Hans Richter was another great admirer of Irving. He too is a great master of his own art, and has the appreciative insight that only comes with greatness. Richter was not only a musician; he had had so much experience of stage production at Bayreuth and elsewhere that if he did not originate he at least understood all about it. I remember one day, 24th October 1900, after lunch with the Miss Gaskells in Manchester, when he talked with me about the new effect for The Flying Dutchman at the Wagner Festival on the following year. This was especially regarding lighting. They had succeeded in so arranging lights that the two ships were to approach each other, one in broad sunlight, the other bathed in moonlight.

With Hans Richter I had once the felicity of another such experience in its own way as Irving’s comprehensive reading of Hamlet; truly another delightful experience of the survey of a great work at the hands of a master.

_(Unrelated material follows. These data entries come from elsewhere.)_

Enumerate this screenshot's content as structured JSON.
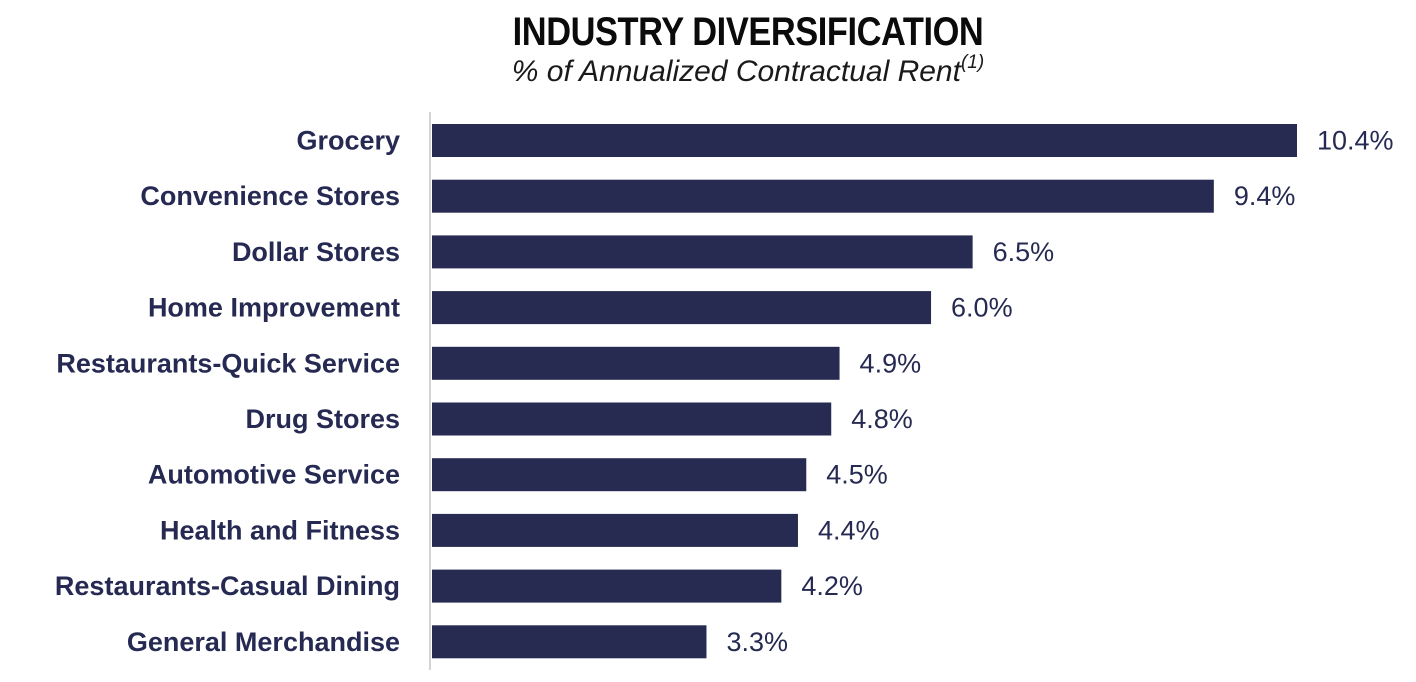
{
  "chart_data": {
    "type": "bar",
    "orientation": "horizontal",
    "title": "INDUSTRY DIVERSIFICATION",
    "subtitle": "% of Annualized Contractual Rent",
    "subtitle_footnote": "(1)",
    "categories": [
      "Grocery",
      "Convenience Stores",
      "Dollar Stores",
      "Home Improvement",
      "Restaurants-Quick Service",
      "Drug Stores",
      "Automotive Service",
      "Health and Fitness",
      "Restaurants-Casual Dining",
      "General Merchandise"
    ],
    "values": [
      10.4,
      9.4,
      6.5,
      6.0,
      4.9,
      4.8,
      4.5,
      4.4,
      4.2,
      3.3
    ],
    "value_labels": [
      "10.4%",
      "9.4%",
      "6.5%",
      "6.0%",
      "4.9%",
      "4.8%",
      "4.5%",
      "4.4%",
      "4.2%",
      "3.3%"
    ],
    "xlim": [
      0,
      10.4
    ],
    "grid": false,
    "legend": "none",
    "colors": {
      "bar": "#272a51",
      "axis": "#d4d4d4",
      "label": "#262a52"
    }
  }
}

It was when in the house of my friend E. W. Hennell, Hans Richter amongst a few friends sat down to the piano and gave us a résumé of Wagner’s Meistersinger, singing snatches of the songs as he went on, and now and again explaining some subtle purpose in the music that he played. It was an hour of breathless delight which no money could purchase. With my wife I attended the Wagner Cycle at Bayreuth that summer and heard the opera in all its magnificent perfection; but I never got so clear an insight to the great composer’s purpose as when Richter pictured it for us.